従業員が充実感をもって仕事に臨めるには、働きやすい環境整備だけでなく、働きがいを感じられるかどうかも同じく重要な要素の一つです。自分以外でもこなせるような仕事を毎日の定型業務として取り組んでいると、仕事に対する面白さを感じられず、最悪の場合離職につながることも考えられます。

 

従業員によって、どのような業務をしたいかについて個人差はあると思いますが、定期的なヒアリングをしながら業務の調整をしていくことが必要でしょう。

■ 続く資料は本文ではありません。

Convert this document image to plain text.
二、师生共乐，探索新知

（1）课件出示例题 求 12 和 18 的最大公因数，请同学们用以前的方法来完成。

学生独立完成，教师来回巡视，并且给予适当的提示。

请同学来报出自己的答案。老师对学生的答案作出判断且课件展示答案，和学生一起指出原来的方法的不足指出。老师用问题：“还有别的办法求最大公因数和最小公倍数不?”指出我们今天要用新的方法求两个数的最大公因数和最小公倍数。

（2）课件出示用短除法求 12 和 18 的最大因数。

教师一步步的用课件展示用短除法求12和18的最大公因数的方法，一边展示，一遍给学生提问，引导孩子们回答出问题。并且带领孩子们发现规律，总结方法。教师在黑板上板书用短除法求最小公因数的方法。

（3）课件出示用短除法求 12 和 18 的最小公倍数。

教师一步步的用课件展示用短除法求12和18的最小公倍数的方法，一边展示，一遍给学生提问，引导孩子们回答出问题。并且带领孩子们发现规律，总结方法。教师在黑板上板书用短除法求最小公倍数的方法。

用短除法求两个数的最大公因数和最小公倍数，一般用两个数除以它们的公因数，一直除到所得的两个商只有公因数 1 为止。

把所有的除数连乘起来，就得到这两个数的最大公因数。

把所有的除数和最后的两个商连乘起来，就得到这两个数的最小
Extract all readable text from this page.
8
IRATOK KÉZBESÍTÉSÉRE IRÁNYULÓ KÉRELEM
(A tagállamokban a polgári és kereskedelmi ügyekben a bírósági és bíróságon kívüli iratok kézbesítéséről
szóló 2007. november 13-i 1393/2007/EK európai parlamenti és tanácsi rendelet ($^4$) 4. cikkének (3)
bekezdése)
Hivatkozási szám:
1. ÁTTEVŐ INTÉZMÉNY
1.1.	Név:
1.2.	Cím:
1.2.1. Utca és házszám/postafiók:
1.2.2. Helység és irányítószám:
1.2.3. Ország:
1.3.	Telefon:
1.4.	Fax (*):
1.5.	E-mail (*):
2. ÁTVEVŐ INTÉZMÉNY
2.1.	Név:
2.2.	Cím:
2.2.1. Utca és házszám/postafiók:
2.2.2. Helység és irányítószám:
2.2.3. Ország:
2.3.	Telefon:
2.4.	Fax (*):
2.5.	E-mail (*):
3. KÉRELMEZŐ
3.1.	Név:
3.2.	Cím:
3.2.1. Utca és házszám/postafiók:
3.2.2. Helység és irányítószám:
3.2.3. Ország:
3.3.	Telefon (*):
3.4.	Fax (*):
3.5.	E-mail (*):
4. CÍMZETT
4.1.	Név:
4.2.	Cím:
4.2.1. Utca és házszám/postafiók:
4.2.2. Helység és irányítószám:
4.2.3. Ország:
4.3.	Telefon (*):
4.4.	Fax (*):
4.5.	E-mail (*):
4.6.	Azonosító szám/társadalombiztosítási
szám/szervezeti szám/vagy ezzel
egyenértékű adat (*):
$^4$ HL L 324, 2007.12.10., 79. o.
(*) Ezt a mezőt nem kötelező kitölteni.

たとえば、適切な目標を設定し、それに向かって業務に励んだり、裁量権を与え、責任をもちつつも自由に仕事に臨んでもらったりすることなどが挙げられるでしょう。従業員の幸福感を生み出して働きがいを感じてもらえるようになると、定着を促進できるだけでなく、個人の成長を促して業績拡大に貢献してくれるようになるでしょう。

まとめ

働き方改革や価値観の多様化などにより、企業のあり方の見直しが急務となっています。さらに、テクノロジーの急速な発展や新型コロナウイルスの感染拡大により、もはやありかたそのものを変えなければ生き残れない時代であるといえるでしょう。その一環として、ウェルビーイングの向上が求められているのです。

 

心身ともに充実したワークスタイルのなかで「仕事が楽しい」と働きがいを感じながら活躍し、社会的な満足度を得られる従業員が育つことは、企業の発展へとつながっていくでしょう。また、それを魅力に感じる求職者は少なくなく、採用時に魅力として押し出すことも可能です。ただ、そのためには、まず自社の現状を認識し、既存社員が何を求めているかを把握する必要があります。コミュニケーションを増やしながら、自社にとってのウェルビーイングとは何かについて考えてみてください。その際に、本記事がお役に立ちますと幸いです。